A premissa foi o que provavelmente vendeu o filme e conseguiu fazê-lo entrar em produção. Uma aparente catástrofe de proporções apocalípticas faz com que um sogro e um genro que não se entendem tenham que se unir para atravessar uma grande parte dos Estados Unidos de carro para salvar um ente querido. Assim, o filme se torna um longa na estrada, encontrando cenários interessantes por seu caminho, mas infelizmente nada de inovador para o gênero.

Um bom exemplo da superficialidade do longa aparece com a personagem de Grace Dove. Em um momento de mais descontração na estrada, um helicóptero avistado traz um questionamento sobre as nomenclaturas militares inspiradas em termos ameríndios.
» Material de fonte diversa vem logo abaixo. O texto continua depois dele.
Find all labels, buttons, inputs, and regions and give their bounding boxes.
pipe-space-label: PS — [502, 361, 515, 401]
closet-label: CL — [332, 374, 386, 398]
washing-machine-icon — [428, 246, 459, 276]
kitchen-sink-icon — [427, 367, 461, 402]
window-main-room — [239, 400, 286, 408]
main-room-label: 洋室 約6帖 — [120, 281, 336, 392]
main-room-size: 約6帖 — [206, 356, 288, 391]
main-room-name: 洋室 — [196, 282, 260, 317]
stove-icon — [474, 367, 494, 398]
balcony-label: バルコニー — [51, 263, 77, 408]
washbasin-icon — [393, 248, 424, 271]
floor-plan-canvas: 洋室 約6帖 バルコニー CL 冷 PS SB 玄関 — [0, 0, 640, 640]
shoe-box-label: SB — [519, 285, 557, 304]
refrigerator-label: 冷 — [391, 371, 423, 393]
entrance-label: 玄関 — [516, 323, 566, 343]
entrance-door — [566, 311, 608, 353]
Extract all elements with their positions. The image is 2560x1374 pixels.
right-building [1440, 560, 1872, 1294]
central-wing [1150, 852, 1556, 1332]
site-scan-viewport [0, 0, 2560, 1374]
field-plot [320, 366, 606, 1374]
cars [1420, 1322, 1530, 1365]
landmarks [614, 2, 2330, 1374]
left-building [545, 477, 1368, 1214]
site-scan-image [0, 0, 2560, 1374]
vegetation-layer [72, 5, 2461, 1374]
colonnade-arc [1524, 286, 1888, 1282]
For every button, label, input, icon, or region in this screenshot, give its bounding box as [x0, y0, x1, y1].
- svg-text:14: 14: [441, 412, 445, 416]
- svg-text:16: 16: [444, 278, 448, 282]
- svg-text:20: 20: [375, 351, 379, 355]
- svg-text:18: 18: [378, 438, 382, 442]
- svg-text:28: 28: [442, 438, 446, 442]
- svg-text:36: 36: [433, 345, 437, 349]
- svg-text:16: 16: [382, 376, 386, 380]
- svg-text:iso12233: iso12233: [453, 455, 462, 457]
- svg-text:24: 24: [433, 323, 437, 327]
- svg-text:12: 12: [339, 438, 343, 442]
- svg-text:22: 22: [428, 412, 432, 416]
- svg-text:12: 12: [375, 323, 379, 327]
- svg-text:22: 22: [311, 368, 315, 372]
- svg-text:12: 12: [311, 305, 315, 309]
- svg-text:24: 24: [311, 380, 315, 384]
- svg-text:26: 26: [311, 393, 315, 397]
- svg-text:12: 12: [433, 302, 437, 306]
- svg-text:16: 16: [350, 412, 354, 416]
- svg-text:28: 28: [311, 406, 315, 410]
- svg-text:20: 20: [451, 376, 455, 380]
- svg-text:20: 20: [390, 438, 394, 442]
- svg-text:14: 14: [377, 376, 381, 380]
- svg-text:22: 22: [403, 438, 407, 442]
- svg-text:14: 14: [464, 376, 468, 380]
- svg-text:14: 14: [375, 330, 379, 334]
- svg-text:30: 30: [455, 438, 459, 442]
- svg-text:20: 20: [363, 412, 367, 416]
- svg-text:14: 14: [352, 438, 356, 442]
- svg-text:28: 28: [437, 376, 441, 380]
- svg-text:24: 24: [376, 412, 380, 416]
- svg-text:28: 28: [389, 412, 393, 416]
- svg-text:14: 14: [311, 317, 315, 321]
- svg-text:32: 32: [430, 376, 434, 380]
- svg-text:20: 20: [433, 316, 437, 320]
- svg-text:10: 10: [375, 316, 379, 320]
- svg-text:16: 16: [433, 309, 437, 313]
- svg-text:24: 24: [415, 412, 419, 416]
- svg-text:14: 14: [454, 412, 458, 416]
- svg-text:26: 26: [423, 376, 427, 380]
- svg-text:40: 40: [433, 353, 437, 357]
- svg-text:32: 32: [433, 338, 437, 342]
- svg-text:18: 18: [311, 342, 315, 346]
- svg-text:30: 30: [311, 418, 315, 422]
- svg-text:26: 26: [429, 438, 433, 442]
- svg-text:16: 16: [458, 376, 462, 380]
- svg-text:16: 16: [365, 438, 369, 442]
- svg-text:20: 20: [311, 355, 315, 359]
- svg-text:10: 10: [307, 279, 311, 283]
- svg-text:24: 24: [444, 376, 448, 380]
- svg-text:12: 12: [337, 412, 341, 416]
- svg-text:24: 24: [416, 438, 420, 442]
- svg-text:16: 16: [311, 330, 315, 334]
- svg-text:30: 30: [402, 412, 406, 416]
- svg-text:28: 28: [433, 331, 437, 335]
Mesmo assim, a referência é rápida e acontece absolutamente do nada, sem a menor preparação ou uso futuro para a trama, e sem o aprofundamento necessário para se tornar uma questão realmente debatível, servindo apenas como uma forma bastante preguiçosa de se tentar aprofundar uma personagem.

Com uma cara de mais do mesmo, o longa quase se destaca mais para o final, quando há uma discussão sobre o que provocou a catástrofe. Muito filmes são mais interessantes sem essa explicação, e este poderia ser um, se fosse interessante de alguma forma. Infelizmente a teoria trazida por um sobrevivente é rapidamente descartada e fica somente como a ideia de um bêbado, anulando o que poderia ser a última tentativa de fazer valer a pena suas duas horas de conteúdo.